Bruce then would have compared the pilot program to assist with processing of H-1A visas with slave smuggling:

"HB 1325 is an ingenious solution to the illegal alien problem. It makes them LEGAL because government gives them a piece of paper! Now why didn't I think of that? When WE import them, we save them the trouble of crossing the border at night. We will out-compete the coyotes, better known as slave traders, who charge them for the trip. We will do it safely and for free! Who says government programs can't replace the private sector?"

He then accuses Democrats of being supportive of Looper's bill because the migrant farmworkers would vote for Democrats and Republicans of supporting it so that businesses can exploit people:

"Democrats should support this bill even though it is a precedent to further undermine organized labor. When the next amnesty comes, these people are expected to register and vote Democratic.

"Republicans should support this bill to maintain their image of exploiting the little guy on behalf of Big Business. Another win-win for our noble and responsive political system."

Migrant farmworkers in the United States under authority of a temporary visa cannot vote in federal, state, or local elections.

Bruce was gaveled down during the April 21 debate for saying he thought the bill would lead to the presence of "5,000 more illiterate peasants" in Colorado.

General Assembly Declares "Police Week" and Peace Officer Memorial Day

Both chambers of the General Assembly passed Wednesday a resolution establishing Police Week in Colorado during the week of May 11-17 and establishing "Peace Officer Memorial Day" for 2008 on May 15.

SJR 17, sponsored by Sen.

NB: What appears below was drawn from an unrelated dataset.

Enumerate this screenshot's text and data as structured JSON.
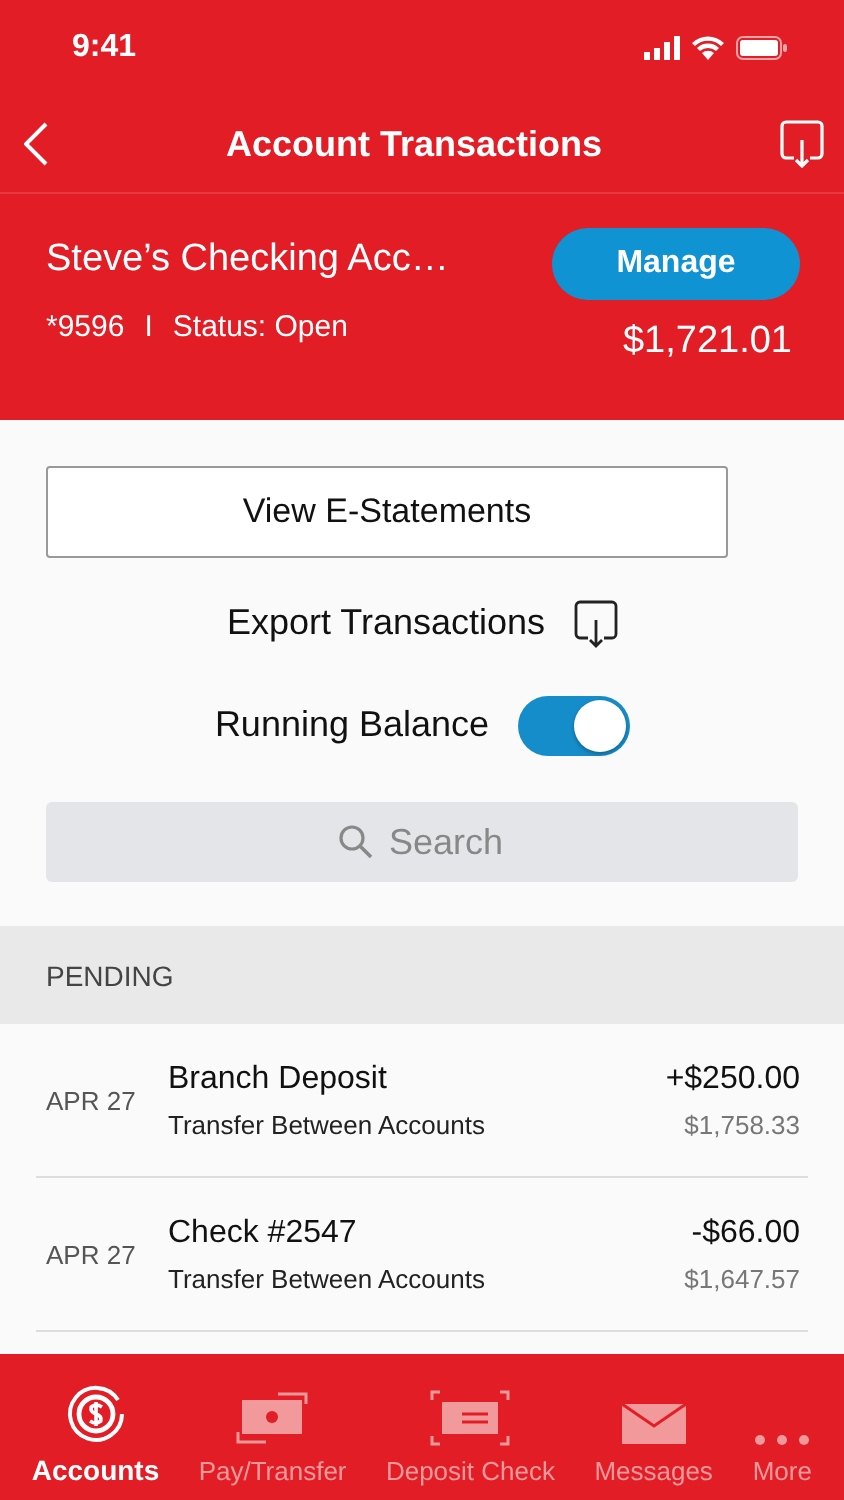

John P. Morse, D-Colorado Springs, and Rep. Steve King, R-Grand Junction, asks Coloradoans to remember the work of the state's law enforcement officers and lists the 215 peace officers killed in the line of duty since statehood.

"They say that courage is being afraid and doing your job anyway," King said. "That's what those people did."

The federal government also recognizes Police Week and Peace Officer Memorial Day.

Flags of the United States and Colorado should be flown at half-staff on Peace Officer Memorial Day.